In een brief aan de Tweede Kamer schrijft de minister dat de huidige kroongetuigenregeling niet doeltreffend genoeg is. De huidige regeling is vooral interessant voor zware criminelen die een lange straf tegemoet kunnen zien. De beloning voor medewerking, een maximale strafvermindering van vijftig procent, levert voor hen netto het meeste op.
Volgens Yeşilgöz is echter ook een andere categorie kroongetuigen nodig om zware criminelen en hun organisaties beter te kunnen aanpakken. Ze laat daarbij het oog vallen op personen met een meer ondersteunende rol, zogeheten facilitators die sleutelfiguren helpen bij hun criminele activiteiten. Daarbij kan worden gedacht aan personen die vanuit een legale beroepspraktijk betrokken zijn bij criminele activiteiten. Dat kan bijvoorbeeld een boekhouder, notaris of havenmedewerker zijn. Dergelijke personen kunnen over cruciale informatie beschikken over de rol van kopstukken, de criminele activiteiten en de bijbehorende geldstromen, aldus de minister. Ook mensen die een kleinere rol innemen in een crimineel netwerk, zoals iemand die gespecialiseerd is in het stelen van auto’s of een insider in een netwerk van ondergrondse bankiers komen in aanmerking.
Commissie-Crijns
Yeşilgöz beroept zich op het rapport van de commissie-Crijns uit 2017, waarin de onderzoekers constateren dat Nederland minder vaak kroongetuigen inzet dan andere landen. Een aantal ‘juridische en praktische barrières’ zouden de inzet van een kroongetuige bemoeilijken. Een van die barrières betreft de beloning die de kroongetuige tegemoet kan zien voor zijn openheid van zaken. Halvering van de strafeis brengt onvoldoende rendement als de maximale straf niet meer dan enkele jaren celstraf beslaat. ‘Een onvoorwaardelijke gevangenisstraf van bijvoorbeeld zes jaar, die onder de huidige regeling wordt verminderd met ten hoogste de helft, betekent alsnog een gevangenisstraf van drie jaar. Dit vooruitzicht weegt voor de potentiële kroongetuige meestal niet op tegen de consequenties van het afleggen van een verklaring’, aldus de minister. Met het afleggen van een verklaring worden ze immers doelwit voor represailles en moeten ze vaak een nieuw leven beginnen in het buitenland.

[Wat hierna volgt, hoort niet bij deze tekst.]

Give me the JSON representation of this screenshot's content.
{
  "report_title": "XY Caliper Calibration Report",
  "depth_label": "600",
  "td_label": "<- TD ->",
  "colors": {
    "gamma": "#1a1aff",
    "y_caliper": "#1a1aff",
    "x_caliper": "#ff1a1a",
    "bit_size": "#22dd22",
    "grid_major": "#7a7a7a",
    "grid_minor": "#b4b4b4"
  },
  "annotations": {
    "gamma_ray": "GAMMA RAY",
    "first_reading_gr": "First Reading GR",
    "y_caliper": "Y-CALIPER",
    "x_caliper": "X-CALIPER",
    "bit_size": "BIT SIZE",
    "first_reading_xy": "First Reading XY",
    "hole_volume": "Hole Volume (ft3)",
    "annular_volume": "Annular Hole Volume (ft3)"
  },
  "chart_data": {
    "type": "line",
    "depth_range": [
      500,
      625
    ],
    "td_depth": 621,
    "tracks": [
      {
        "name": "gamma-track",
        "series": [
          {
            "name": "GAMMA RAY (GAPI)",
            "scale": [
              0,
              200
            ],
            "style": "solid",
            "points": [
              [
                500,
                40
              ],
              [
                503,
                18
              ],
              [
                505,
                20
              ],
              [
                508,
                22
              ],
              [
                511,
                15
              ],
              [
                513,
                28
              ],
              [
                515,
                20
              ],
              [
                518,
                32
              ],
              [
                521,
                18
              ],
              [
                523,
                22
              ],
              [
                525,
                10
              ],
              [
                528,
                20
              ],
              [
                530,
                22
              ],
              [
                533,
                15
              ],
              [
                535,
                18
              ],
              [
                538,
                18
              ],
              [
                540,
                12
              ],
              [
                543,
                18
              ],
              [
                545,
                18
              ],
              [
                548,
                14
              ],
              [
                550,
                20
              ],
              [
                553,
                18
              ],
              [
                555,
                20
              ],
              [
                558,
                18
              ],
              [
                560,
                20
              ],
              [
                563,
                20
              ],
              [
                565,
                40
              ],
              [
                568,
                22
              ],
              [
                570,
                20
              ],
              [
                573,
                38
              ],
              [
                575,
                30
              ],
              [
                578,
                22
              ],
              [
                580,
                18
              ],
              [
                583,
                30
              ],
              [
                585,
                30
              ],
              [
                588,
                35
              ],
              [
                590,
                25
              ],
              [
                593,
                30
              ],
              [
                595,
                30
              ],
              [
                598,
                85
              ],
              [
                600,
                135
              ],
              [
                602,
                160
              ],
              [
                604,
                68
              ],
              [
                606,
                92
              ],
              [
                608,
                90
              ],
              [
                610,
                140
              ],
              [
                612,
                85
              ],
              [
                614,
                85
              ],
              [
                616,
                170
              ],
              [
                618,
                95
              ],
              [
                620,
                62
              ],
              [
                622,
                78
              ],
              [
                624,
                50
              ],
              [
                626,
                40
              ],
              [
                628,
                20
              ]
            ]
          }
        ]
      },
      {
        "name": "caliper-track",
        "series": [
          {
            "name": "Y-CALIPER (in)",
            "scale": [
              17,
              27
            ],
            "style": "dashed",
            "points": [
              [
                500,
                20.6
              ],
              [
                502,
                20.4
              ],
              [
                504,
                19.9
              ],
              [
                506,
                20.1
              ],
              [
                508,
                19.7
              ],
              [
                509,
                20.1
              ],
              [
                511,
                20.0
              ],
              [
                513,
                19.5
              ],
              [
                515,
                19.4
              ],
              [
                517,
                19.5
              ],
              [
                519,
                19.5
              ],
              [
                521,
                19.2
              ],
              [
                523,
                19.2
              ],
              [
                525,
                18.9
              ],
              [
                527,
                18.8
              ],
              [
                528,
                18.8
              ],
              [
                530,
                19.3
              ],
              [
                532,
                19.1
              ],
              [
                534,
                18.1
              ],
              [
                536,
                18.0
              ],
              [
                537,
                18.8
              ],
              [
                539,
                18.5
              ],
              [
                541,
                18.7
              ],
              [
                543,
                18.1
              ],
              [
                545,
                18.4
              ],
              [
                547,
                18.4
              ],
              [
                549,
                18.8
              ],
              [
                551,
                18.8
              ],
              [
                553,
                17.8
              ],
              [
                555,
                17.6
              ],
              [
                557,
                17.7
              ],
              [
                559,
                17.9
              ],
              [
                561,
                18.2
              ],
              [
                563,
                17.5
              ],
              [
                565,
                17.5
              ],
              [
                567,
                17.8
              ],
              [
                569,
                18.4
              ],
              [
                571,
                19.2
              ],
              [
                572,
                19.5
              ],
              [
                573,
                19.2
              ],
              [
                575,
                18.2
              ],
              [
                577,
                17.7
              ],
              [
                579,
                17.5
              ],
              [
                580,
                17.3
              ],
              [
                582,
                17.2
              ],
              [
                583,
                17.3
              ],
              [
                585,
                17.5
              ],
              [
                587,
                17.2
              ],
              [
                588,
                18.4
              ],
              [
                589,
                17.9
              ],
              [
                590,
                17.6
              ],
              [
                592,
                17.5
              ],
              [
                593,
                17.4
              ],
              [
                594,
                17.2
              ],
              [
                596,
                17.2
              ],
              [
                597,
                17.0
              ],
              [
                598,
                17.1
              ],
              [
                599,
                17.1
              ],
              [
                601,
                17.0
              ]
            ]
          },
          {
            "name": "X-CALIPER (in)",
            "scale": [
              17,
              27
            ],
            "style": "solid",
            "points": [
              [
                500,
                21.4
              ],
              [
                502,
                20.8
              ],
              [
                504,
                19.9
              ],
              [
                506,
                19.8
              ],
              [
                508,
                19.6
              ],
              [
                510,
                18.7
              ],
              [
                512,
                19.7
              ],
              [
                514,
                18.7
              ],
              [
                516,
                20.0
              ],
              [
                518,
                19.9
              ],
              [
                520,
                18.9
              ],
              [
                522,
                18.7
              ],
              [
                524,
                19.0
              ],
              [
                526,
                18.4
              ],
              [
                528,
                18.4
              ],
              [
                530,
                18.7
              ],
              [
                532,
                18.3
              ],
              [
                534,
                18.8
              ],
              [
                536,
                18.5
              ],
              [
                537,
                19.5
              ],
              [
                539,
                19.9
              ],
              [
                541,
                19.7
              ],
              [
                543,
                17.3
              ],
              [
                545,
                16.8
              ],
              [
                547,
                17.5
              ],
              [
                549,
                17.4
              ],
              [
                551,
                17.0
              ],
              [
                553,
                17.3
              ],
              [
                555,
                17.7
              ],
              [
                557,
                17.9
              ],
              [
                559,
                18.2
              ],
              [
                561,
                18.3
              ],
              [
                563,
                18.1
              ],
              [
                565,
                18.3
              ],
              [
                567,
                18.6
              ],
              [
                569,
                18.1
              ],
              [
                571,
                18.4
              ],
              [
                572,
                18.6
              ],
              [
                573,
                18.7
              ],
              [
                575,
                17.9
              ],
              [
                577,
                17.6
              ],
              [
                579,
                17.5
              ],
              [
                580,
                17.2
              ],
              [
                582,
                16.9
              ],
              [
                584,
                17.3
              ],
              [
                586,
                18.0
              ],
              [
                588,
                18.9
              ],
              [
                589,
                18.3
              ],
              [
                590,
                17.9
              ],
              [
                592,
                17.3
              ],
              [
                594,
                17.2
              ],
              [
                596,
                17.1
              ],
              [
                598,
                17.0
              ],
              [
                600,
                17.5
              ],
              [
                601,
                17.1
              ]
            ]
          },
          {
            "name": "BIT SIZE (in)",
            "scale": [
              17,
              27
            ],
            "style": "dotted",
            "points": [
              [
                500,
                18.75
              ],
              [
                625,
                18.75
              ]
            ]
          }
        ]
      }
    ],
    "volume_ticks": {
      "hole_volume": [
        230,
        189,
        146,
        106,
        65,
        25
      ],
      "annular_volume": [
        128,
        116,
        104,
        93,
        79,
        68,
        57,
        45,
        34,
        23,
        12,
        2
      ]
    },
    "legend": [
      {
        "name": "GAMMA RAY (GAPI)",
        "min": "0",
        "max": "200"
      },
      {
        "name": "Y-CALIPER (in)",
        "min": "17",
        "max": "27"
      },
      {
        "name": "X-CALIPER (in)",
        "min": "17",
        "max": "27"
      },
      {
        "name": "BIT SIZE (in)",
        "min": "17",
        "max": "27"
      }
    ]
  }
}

Om potentiële kroongetuigen over de streep te trekken wil Yesilgöz de strafkorting verhogen tot de totale duur van de onvoorwaardelijke gevangenisstraf. Alleen verdachten met een straf van maximaal zes jaar boven het hoofd komen daarvoor in aanmerking. Daarnaast moeten ze bij wijze van stok achter de deur wel worden veroordeeld tot een voorwaardelijke gevangenisstraf met een lange proeftijd.
Verdienmodel
Volgens de minister biedt de verruiming van de kroongetuigenregeling de mogelijkheid om grootschalige witwasconstructies, fraude en andere ernstige financieel-economische criminaliteit in beeld te brengen. ‘Hiermee kan het verdienmodel van de georganiseerde criminaliteit beter worden verstoord en kan er in voorkomende zaken meer inzicht worden gegenereerd in geldstromen, financiële constructies en de daarbij horende netwerken. Dit is een cruciaal element in de aanpak van georganiseerde criminaliteit.’
Om de geheimhouding te waarborgen wil Yesligoz verder dat een overeenkomst met een kroongetuige voortaan niet meer wordt toegevoegd aan het strafdossier. ‘De getuigenbeschermingsovereenkomst is een civielrechtelijke overeenkomst tussen het OM en de kroongetuige. Deze overeenkomst vormt geen onderdeel van de strafzaak en wordt niet getoetst door de strafrechter’, aldus de minister.